Anxiety
Infidelity
There are myriad aspects of infidelity that we could explore; the one we want to delve into here is the impact on the person who is cheated on and why it’s so intense. I was talking with someone about this subject, who said that obviously it’s the sense of betrayal, of shattered trust, that makes the act of infidelity so painful.
I agreed, but only partially. This is because there are plenty of instances of dishonesty in relationships, plenty of betrayals both big and small, but few of them have the same edge to them as infidelity. They don’t wreak the same havoc, shaking the very foundations of a relationship. So what is it about dishonesty and betrayal in the sexual sphere that makes things so much worse than in other spheres?
To answer this question we need to think existentially, specifically about existential loneliness. As intelligent, conscious creatures we are aware of our separateness, of the fact that ultimately we are alone, physically and mentally. This is why we spend so much time and energy trying to connect, to people, to our work, to a cause, to a religion, to a nationality. Anything to help us stop feeling so alone.
Of course we can connect with all of these entities symbolically, but we are still physically separated, alone in our bodies. The act of sex is the only opportunity adult humans have to merge in actuality, not just symbolically, expanding the sphere of their Selves to include another person. In this sense we can think of sex as the concrete parallel to all of the various forms of emotional and psychological connection, and this is why it strengthens feelings of closeness and togetherness in relationships. It’s precisely because the act of sex is not symbolic but the real merging of two people.

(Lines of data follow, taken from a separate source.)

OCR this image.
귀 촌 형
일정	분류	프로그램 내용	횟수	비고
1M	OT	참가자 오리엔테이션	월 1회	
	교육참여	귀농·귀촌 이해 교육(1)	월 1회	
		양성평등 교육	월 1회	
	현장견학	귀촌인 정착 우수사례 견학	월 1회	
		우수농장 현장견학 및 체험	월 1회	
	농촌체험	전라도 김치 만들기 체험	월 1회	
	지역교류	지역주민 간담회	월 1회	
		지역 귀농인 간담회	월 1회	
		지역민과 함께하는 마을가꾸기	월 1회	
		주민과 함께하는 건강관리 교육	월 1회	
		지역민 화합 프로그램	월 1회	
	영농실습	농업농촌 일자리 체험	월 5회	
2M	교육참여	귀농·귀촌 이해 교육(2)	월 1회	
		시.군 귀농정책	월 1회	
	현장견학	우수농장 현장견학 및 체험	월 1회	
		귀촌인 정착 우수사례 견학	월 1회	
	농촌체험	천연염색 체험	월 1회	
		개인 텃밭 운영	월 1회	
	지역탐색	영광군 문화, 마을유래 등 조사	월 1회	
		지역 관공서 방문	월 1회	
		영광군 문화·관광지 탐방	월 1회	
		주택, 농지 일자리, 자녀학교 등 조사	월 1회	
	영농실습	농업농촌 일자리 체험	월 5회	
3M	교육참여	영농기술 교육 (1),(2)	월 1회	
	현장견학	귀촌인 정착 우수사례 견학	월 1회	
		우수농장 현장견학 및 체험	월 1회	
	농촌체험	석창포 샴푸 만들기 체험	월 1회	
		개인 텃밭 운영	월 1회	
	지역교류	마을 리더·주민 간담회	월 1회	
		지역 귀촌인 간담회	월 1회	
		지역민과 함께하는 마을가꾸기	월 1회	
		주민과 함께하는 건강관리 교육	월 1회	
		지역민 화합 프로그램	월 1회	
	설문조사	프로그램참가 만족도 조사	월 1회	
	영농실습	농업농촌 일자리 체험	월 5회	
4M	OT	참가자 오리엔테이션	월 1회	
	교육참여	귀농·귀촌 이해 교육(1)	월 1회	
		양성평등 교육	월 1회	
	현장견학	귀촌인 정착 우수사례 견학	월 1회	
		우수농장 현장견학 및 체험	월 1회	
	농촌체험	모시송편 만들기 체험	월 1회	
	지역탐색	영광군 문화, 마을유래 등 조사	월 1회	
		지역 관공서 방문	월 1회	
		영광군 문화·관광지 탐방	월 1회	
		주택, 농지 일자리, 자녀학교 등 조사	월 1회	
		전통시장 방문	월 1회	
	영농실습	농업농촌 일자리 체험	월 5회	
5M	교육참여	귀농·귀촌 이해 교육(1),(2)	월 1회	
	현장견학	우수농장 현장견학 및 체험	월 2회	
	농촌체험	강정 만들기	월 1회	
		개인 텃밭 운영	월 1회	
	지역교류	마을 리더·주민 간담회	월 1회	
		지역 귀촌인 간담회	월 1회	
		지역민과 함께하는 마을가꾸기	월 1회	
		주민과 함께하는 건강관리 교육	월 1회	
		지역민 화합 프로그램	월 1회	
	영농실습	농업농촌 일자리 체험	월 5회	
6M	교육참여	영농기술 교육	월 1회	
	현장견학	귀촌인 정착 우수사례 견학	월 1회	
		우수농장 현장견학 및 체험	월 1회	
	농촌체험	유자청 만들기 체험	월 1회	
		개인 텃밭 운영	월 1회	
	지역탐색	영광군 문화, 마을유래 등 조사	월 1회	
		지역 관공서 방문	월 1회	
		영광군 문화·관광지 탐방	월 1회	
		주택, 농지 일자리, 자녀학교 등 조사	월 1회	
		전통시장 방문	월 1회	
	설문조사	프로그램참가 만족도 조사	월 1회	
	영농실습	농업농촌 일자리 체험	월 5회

This is probably the heart of what makes infidelity hurt so much. It shatters those deeper feelings of physical and emotional connection, reminding you of your existential isolation as a conscious, separate being, exposing you to that painful and scary existential anxiety that is always waiting in the wings. It’s not the act that is the problem, as almost everyone has had previous sexual partners before entering into an intimate relationship, but instead what the act signifies, which is the shattering of that sphere of intimacy and connectedness that previously worked as a shield against the intense and painful feelings of existential loneliness.